Research shows that female patients were on average older than male patients at the time of their first invasive cardiovascular procedure. This may presumably be due to estrogen's potentiating protective effects against coronary atherosclerosis until menopause, causing a delayed CAD process [3, 13]. Despite the high risk, females tend to have less severe obstructive epicardial CAD at elective angiography and have an increased incidence of microvascular disease, coronary spasm, and spontaneous coronary artery dissection than males [14, 15]. In our study, the number of male patients who underwent revascularization was nearly three times higher than that of female patients. Furthermore, at the time of coronary revascularization, women are older and have a worse cardiovascular risk profile and other comorbidities than men . In this regard, our data are consistent with previous studies.
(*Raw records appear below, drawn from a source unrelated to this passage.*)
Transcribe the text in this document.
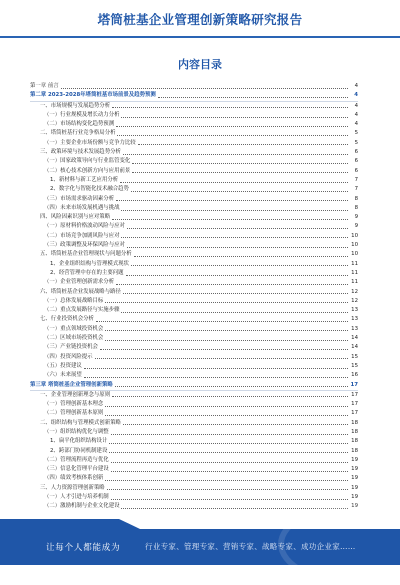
塔筒桩基企业管理创新策略研究报告
内容目录
第一章 前言	4
第二章 2023-2028年塔筒桩基市场前景及趋势预测	4
一、市场规模与发展趋势分析	4
（一）行业规模及增长动力分析	4
（二）市场结构变化趋势预测	4
二、塔筒桩基行业竞争格局分析	5
（一）主要企业市场份额与竞争力比较	5
三、政策环境与技术发展趋势分析	6
（一）国家政策导向与行业监管变化	6
（二）核心技术创新方向与应用前景	6
1、新材料与新工艺应用分析	7
2、数字化与智能化技术融合趋势	7
（三）市场需求驱动因素分析	8
（四）未来市场发展机遇与挑战	8
四、风险因素识别与应对策略	9
（一）原材料价格波动风险与应对	9
（二）市场竞争加剧风险与应对	10
（三）政策调整及环保风险与应对	10
五、塔筒桩基企业管理现状与问题分析	10
1、企业组织结构与管理模式现状	11
2、经营管理中存在的主要问题	11
（一）企业管理创新需求分析	11
六、塔筒桩基企业发展战略与路径	12
（一）总体发展战略目标	12
（二）重点发展路径与实施步骤	13
七、行业投资机会分析	13
（一）重点领域投资机会	13
（二）区域市场投资机会	14
（三）产业链投资机会	14
（四）投资风险提示	15
（五）投资建议	15
（六）未来展望	16
第三章 塔筒桩基企业管理创新策略	17
一、企业管理创新理念与原则	17
（一）管理创新基本理念	17
（二）管理创新基本原则	17
二、组织结构与管理模式创新策略	18
（一）组织结构优化与调整	18
1、扁平化组织结构设计	18
2、跨部门协同机制建设	18
（二）管理流程再造与优化	19
（三）信息化管理平台建设	19
（四）绩效考核体系创新	19
三、人力资源管理创新策略	19
（一）人才引进与培养机制	19
（二）激励机制与企业文化建设	19
让每个人都能成为	行业专家、管理专家、营销专家、战略专家、成功企业家……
After adjusting baseline risk profiles, there is insufficient data about gender-based differences in the long-term outcomes following coronary revascularization [17–19]. Though some studies showed opposite results (sex-related differences were observed), in more recent trials, these differences were reduced . The reason may lie in the utilization of more advanced therapeutic methods, and in particular, the implantation of drug-eluting stent (DES). According to previous studies, PCI may reduce or eliminate gender differences in mortality [11, 18]. In a recent study examining the impact of gender on prognosis in ACS patients receiving DES, although women had worse baseline characteristics, no difference in long-term outcomes among sexes was observed . In the present study, all patients who underwent PCI were implanted with DES were enrolled to prevent the confounding effect in the association between gender and outcome caused by using bare-metal stents .
In the current study, we used propensity matching for available characteristics to create groups of women and men with balanced baseline characteristics, and showed that the long-term outcomes following coronary revascularization did not differ between the two cohorts. Furthermore, in line with former studies, we found that after adjustment for advanced age and comorbidities, sex was no longer an independent predictor of MACCE. Therefore, with the latest refinement equipment and techniques, in treating patients with TVD, revascularization should be highly preferred as the treatment option and should not be limited by gender.
This study is retrospective and is inherently limited by its design. Despite our efforts to adjust for all preoperative variables, there were still unadjusted confounders. A selection bias for interventional therapy may also be reflected in that females represented only one-fourth of the cohort. Moreover, as all patients in our cohort have undergone revascularization (we excluded those treated only medically), so we have no data on the outcomes of conservative treatment patients. Therefore, these findings may not reflect the outcomes of all treatment modalities for TVD patients. However, we believe that this real-world registry contributes to the present understanding of TVD prognosis in females undergoing revascularization and the impact of invasive therapy in different subgroups of both genders.